Contributing Monkie Aria Alpert
Published on November 13, 2011
Photographer V Blak
I am not one to use canned beans or vegetables. I most always cook with fresh seasonal produce. But sometimes, you gotta do what you gotta do and use what you got. Like when you are stuck inside cause there is a snow storm and you forgot to go to the market so you got slim pickin’s to work with to make dinner. I open the pantry and my eyes fall upon a can of fire-roasted organic tomatoes. Hmmmmm…my mind is a flutter… I’m gonna make us some soup and a loaf of six-seed spelt bread.
For The Recipe
1/4 cup extra-virgin olive oil
4 cups yellow onions, chopped
1 head garlic, separated and peeled
1 large carrot, peeled and chopped
1 tsp red pepper
2 TB tomato paste
1 28-ounce can fire-roasted tomatoes
2 cups vegetable stock or filtered water
2 inch strip orange zest
1 sprig fresh rosemary
In a medium pot, heat olive oil. Add onions and 1/2 tsp sea salt and stir until onions are soft, about 5 minutes. Add the garlic cloves, carrots and red pepper flakes, lower the heat, cover and cook until vegetables are soft, about 15 to 20 minutes. Stirring occasionally so the vegetables don’t burn.

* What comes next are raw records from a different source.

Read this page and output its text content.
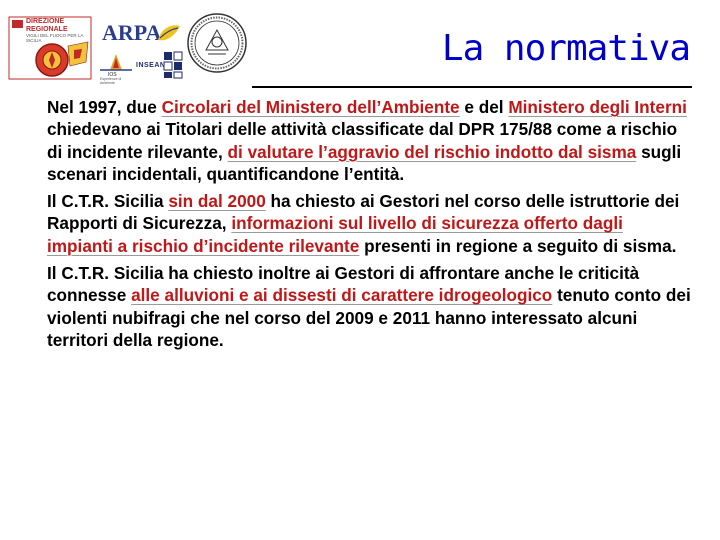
DIREZIONE REGIONALE
VIGILI DEL FUOCO PER LA SICILIA	ARPA
IOS
Esperienze di Ambiente
INSEAN	La normativa

Nel 1997, due Circolari del Ministero dell’Ambiente e del Ministero degli Interni chiedevano ai Titolari delle attività classificate dal DPR 175/88 come a rischio di incidente rilevante, di valutare l’aggravio del rischio indotto dal sisma sugli scenari incidentali, quantificandone l’entità.

Il C.T.R. Sicilia sin dal 2000 ha chiesto ai Gestori nel corso delle istruttorie dei Rapporti di Sicurezza, informazioni sul livello di sicurezza offerto dagli impianti a rischio d’incidente rilevante presenti in regione a seguito di sisma.

Il C.T.R. Sicilia ha chiesto inoltre ai Gestori di affrontare anche le criticità connesse alle alluvioni e ai dissesti di carattere idrogeologico tenuto conto dei violenti nubifragi che nel corso del 2009 e 2011 hanno interessato alcuni territori della regione.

Add tomato paste and cook, stirring, for a few minutes. Add fire-roasted tomatoes with their juice, the stock or water, orange zest and rosemary. Turn up heat and bring to a boil, stirring. Then reduce heat to simmer for about 15 minutes.
Remove pot from heat and discard the rosemary and orange zest. Let cool before carefully blending the soup, in batches, in a high speed blender until smooth. Season with a nice pinch of sea salt. Transfer back to the pot and reheat to serve hot.